Uma das coisas que mais me surpreendeu nesse livro foi o fato dele tratar como geneticamente defeituosos exatamente as pessoas que tiveram modificações genéticas. Se olharmos os avanços científicos dessa área, aquilo que mais vemos é a criação de tecnologias que permitem a manipulação genética para tirar os supostos “defeitos” do genoma humano.

Hoje, você pode manipular genes para evitar doenças, para selecionar cor dos olhos… Espera-se no futuro que você possa criar geneticamente um ser humano “perfeito” com todas as características que os pais quiserem.
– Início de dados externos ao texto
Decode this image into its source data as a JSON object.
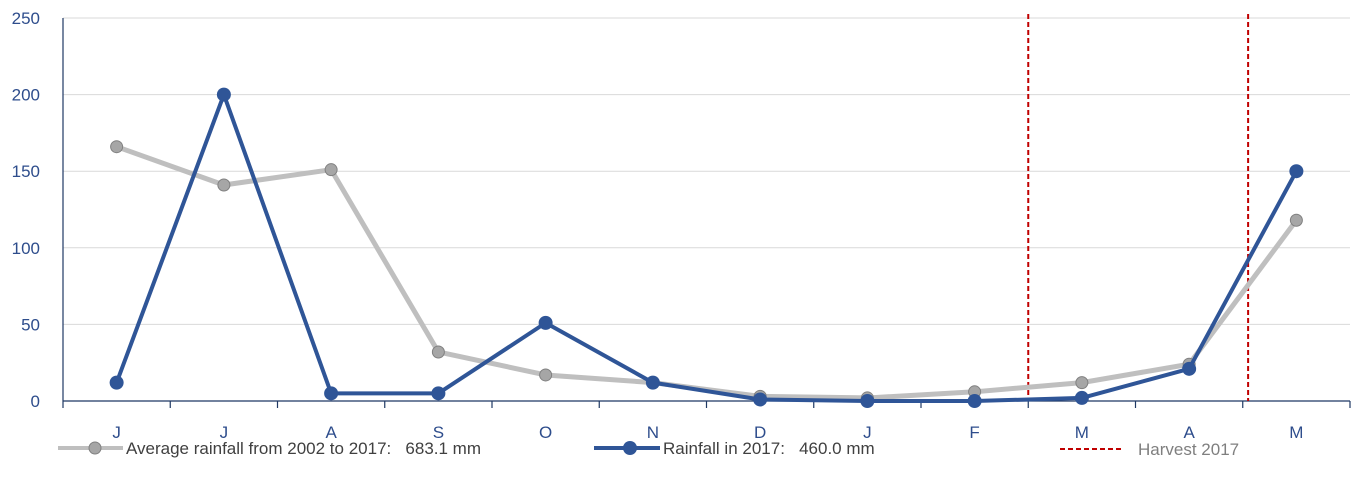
{
  "chart_data": {
    "type": "line",
    "categories": [
      "J",
      "J",
      "A",
      "S",
      "O",
      "N",
      "D",
      "J",
      "F",
      "M",
      "A",
      "M"
    ],
    "ylim": [
      0,
      250
    ],
    "yticks": [
      0,
      50,
      100,
      150,
      200,
      250
    ],
    "grid": true,
    "series": [
      {
        "name": "Average rainfall from 2002 to 2017:   683.1 mm",
        "color": "#bfbfbf",
        "marker_color": "#a6a6a6",
        "values": [
          166,
          141,
          151,
          32,
          17,
          12,
          3,
          2,
          6,
          12,
          24,
          118
        ]
      },
      {
        "name": "Rainfall in 2017:   460.0 mm",
        "color": "#2f5597",
        "marker_color": "#2f5597",
        "values": [
          12,
          200,
          5,
          5,
          51,
          12,
          1,
          0,
          0,
          2,
          21,
          150
        ]
      }
    ],
    "annotations": {
      "harvest_label": "Harvest 2017",
      "harvest_color": "#c00000",
      "harvest_x": [
        8.5,
        10.55
      ]
    },
    "legend_position": "bottom"
  }
}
Isso é retratado no filme GATTACA – A Experiência Genética (que também tem uma reflexão nerd).

O problema trazido pelo livro Convergente é que as manipulações genéticas terão um efeito contrário. Em vez de criarem uma população perfeita, vão criar uma população defeituosa. Isso significa que atualmente os nossos genes são perfeitos. A combinação genética que temos é aquilo do que precisamos. É o famoso “se melhorar estraga”.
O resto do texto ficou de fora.